Kubernetes 101

Overview

Kubernetes is an open source platform designed to schedule and manage containerized workloads across many hosts. The project was initially launched in 2015 by Google based on their own internal Borg system and is now maintained by the Cloud Native Computing Foundation (CNCF). Since it’s based on Borg which schedules over 2 billion containers per week, the architecture was built to scale and should be able to run your whole data center.

It’s important to realize that Kubernetes is very opinionated and won’t run just any old app. To run well, apps or workloads must be containerized and architectued following most of the Cloud Native tenants. The definition of Cloud Native is somewhat different depending on who you ask, but I think The New Stack gives a pretty good summary.

You need to take into account the different environment apps have inside a container compared to a very reliable server or VM. For example, containers will (and do) die and get rescheduled on an entirely different host. Data inside a container does not persist after the container lifetime without taking additional steps. And of course, connectivity to services for external users is much different than with legacy infrastructure.

That sounds complex, so why do we even need Kubernetes?

Kubernetes brings many benefits, like efficient use of resources, consistent delivery, app portability and automation. But by far, the primary reason you should adopt is to enable faster velocity for developers. Manual steps are the biggest thing that slows down getting features to production. And, Kubernetes is a platform to run containerized apps that can be built, deployed and scaled to meet dynamic load all without manual steps.

Kubernetes provides

  • Scheduling and management of containers across all hosts in the cluster
  • API’s for automating everything that happens in the cluster
  • A standardized way to declare resource requirements, such as CPU, memory, networking & storage
  • Efficient utilization of infrastructure capacity

High Level Architecture

Similar to other resource schedulers, at the highest level the architecture consists of a control plane and a pool of capacity to run applications. The control plane is a set of services, “Master Components”, that run on hosts that are often called “Master Nodes”. They are responsible for knowing the total capacity of the pool, how much has been allocated and facilitate scheduling containers in the pool. This process is often called resource scheduling or orchestration.

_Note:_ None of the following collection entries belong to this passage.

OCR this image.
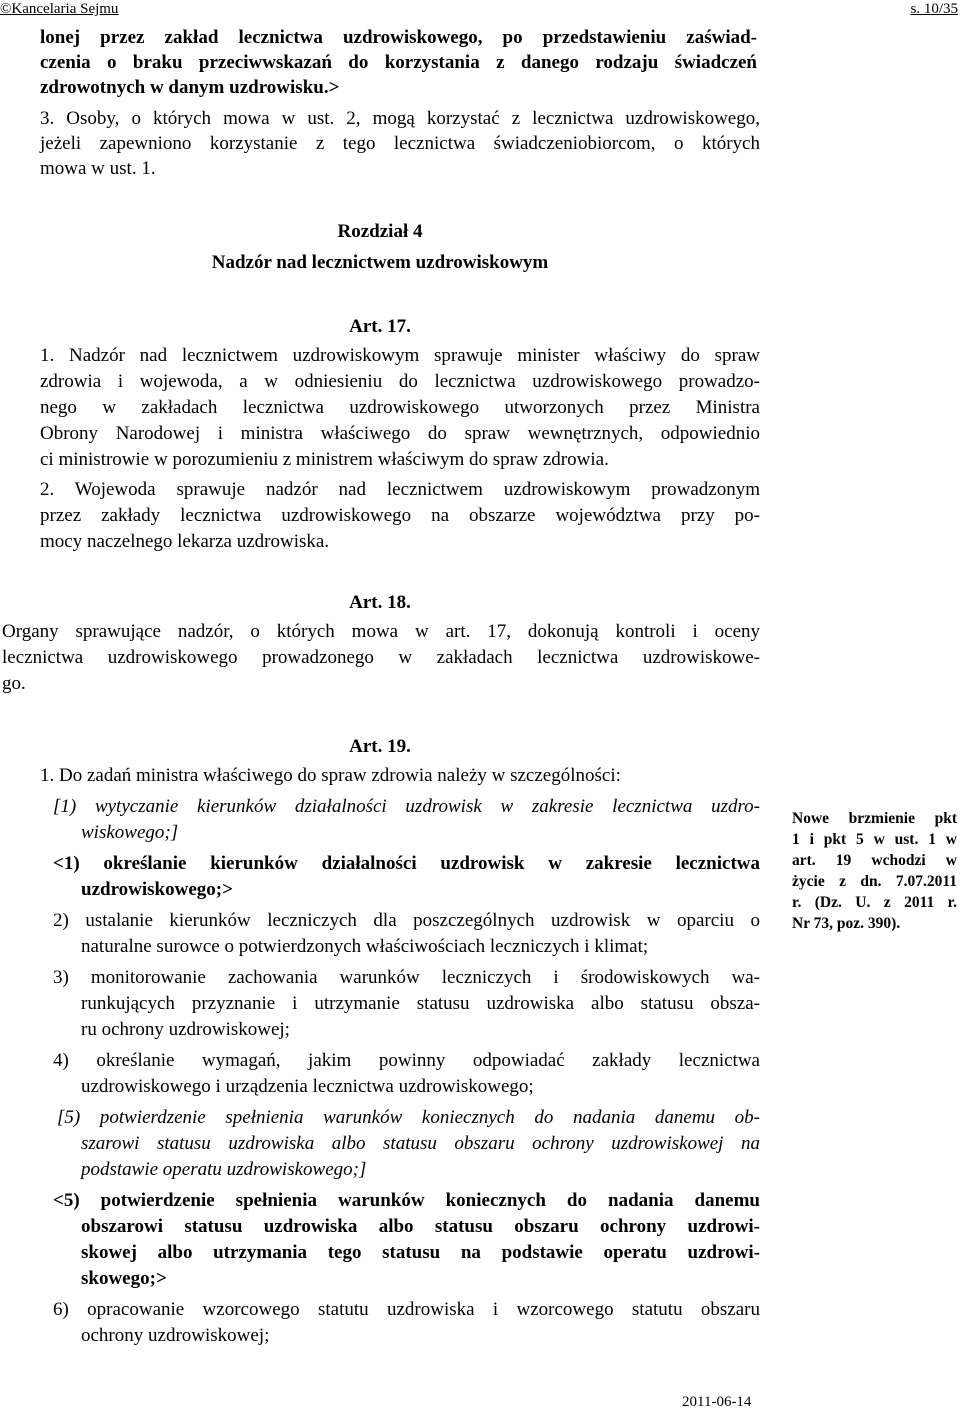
©Kancelaria Sejmu	s. 10/35
lonej przez zakład lecznictwa uzdrowiskowego, po przedstawieniu zaświad-
czenia o braku przeciwwskazań do korzystania z danego rodzaju świadczeń
zdrowotnych w danym uzdrowisku.>
3. Osoby, o których mowa w ust. 2, mogą korzystać z lecznictwa uzdrowiskowego,
jeżeli zapewniono korzystanie z tego lecznictwa świadczeniobiorcom, o których
mowa w ust. 1.
Rozdział 4
Nadzór nad lecznictwem uzdrowiskowym
Art. 17.
1. Nadzór nad lecznictwem uzdrowiskowym sprawuje minister właściwy do spraw
zdrowia i wojewoda, a w odniesieniu do lecznictwa uzdrowiskowego prowadzo-
nego w zakładach lecznictwa uzdrowiskowego utworzonych przez Ministra
Obrony Narodowej i ministra właściwego do spraw wewnętrznych, odpowiednio
ci ministrowie w porozumieniu z ministrem właściwym do spraw zdrowia.
2. Wojewoda sprawuje nadzór nad lecznictwem uzdrowiskowym prowadzonym
przez zakłady lecznictwa uzdrowiskowego na obszarze województwa przy po-
mocy naczelnego lekarza uzdrowiska.
Art. 18.
Organy sprawujące nadzór, o których mowa w art. 17, dokonują kontroli i oceny
lecznictwa uzdrowiskowego prowadzonego w zakładach lecznictwa uzdrowiskowe-
go.
Art. 19.
1. Do zadań ministra właściwego do spraw zdrowia należy w szczególności:
[1) wytyczanie kierunków działalności uzdrowisk w zakresie lecznictwa uzdro-
wiskowego;]
<1) określanie kierunków działalności uzdrowisk w zakresie lecznictwa
uzdrowiskowego;>
2) ustalanie kierunków leczniczych dla poszczególnych uzdrowisk w oparciu o
naturalne surowce o potwierdzonych właściwościach leczniczych i klimat;
3) monitorowanie zachowania warunków leczniczych i środowiskowych wa-
runkujących przyznanie i utrzymanie statusu uzdrowiska albo statusu obsza-
ru ochrony uzdrowiskowej;
4) określanie wymagań, jakim powinny odpowiadać zakłady lecznictwa
uzdrowiskowego i urządzenia lecznictwa uzdrowiskowego;
[5) potwierdzenie spełnienia warunków koniecznych do nadania danemu ob-
szarowi statusu uzdrowiska albo statusu obszaru ochrony uzdrowiskowej na
podstawie operatu uzdrowiskowego;]
<5) potwierdzenie spełnienia warunków koniecznych do nadania danemu
obszarowi statusu uzdrowiska albo statusu obszaru ochrony uzdrowi-
skowej albo utrzymania tego statusu na podstawie operatu uzdrowi-
skowego;>
6) opracowanie wzorcowego statutu uzdrowiska i wzorcowego statutu obszaru
ochrony uzdrowiskowej;
Nowe brzmienie pkt
1 i pkt 5 w ust. 1 w
art. 19 wchodzi w
życie z dn. 7.07.2011
r. (Dz. U. z 2011 r.
Nr 73, poz. 390).
2011-06-14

The primary Master Components include

  • etcd - a key value store that maintains the state of the cluster
  • kube-apiserver - provides an API external to the cluster for tools and automation
  • kube-scheduler - scheduling engine that tracks capacity and determines where to run containers
  • kube-controller-manager - manages the collection of controllers that manage the Kubernetes environment - one example is ReplicationController that manages instances of containers

The control plane talks to a set of services, “Node Components”. These services run on hosts, often called “Worker Nodes”, that provide capacity to run the app containers or workloads. Node Components are responsible for executing the allocation and container operations as directed by the control plane.

The main Node Components include

  • kubelet - the control plane talks to this service to request state changes on its host
  • kube-proxy - facilitates network rules and connection forwarding on the host

At the highest level, the architecture looks like this

K8S Architecture

Beyond scheduling, Kubernetes also provides a wealth of building blocks to help you deploy and run workloads. Some examples are

  • Resource allocation and management
  • Internal service discovery
  • Network scaffolding
  • Storage provisioning
  • Secrets and configuration storage

Kubernetes brings it all together in a standardized definition language based on YAML. It’s a declarative specification for the cluster state you want. The control plane takes the specification and makes changes to arrive at the desired state.

The control plane also continues to monitor the cluster state and adjust, which is great when an app unexpectedly crashes. The control plane sees the state is missing an instance and automatically runs a new one to replace it.

Conclusion

In summary, Kubernetes is a platform to run container workloads that comes with a long list of benefits. When used properly, it enables developers to achieve a faster release velocity and makes apps more resilient. In future posts, I’ll go deeper into the components and how to get the most out of the platform.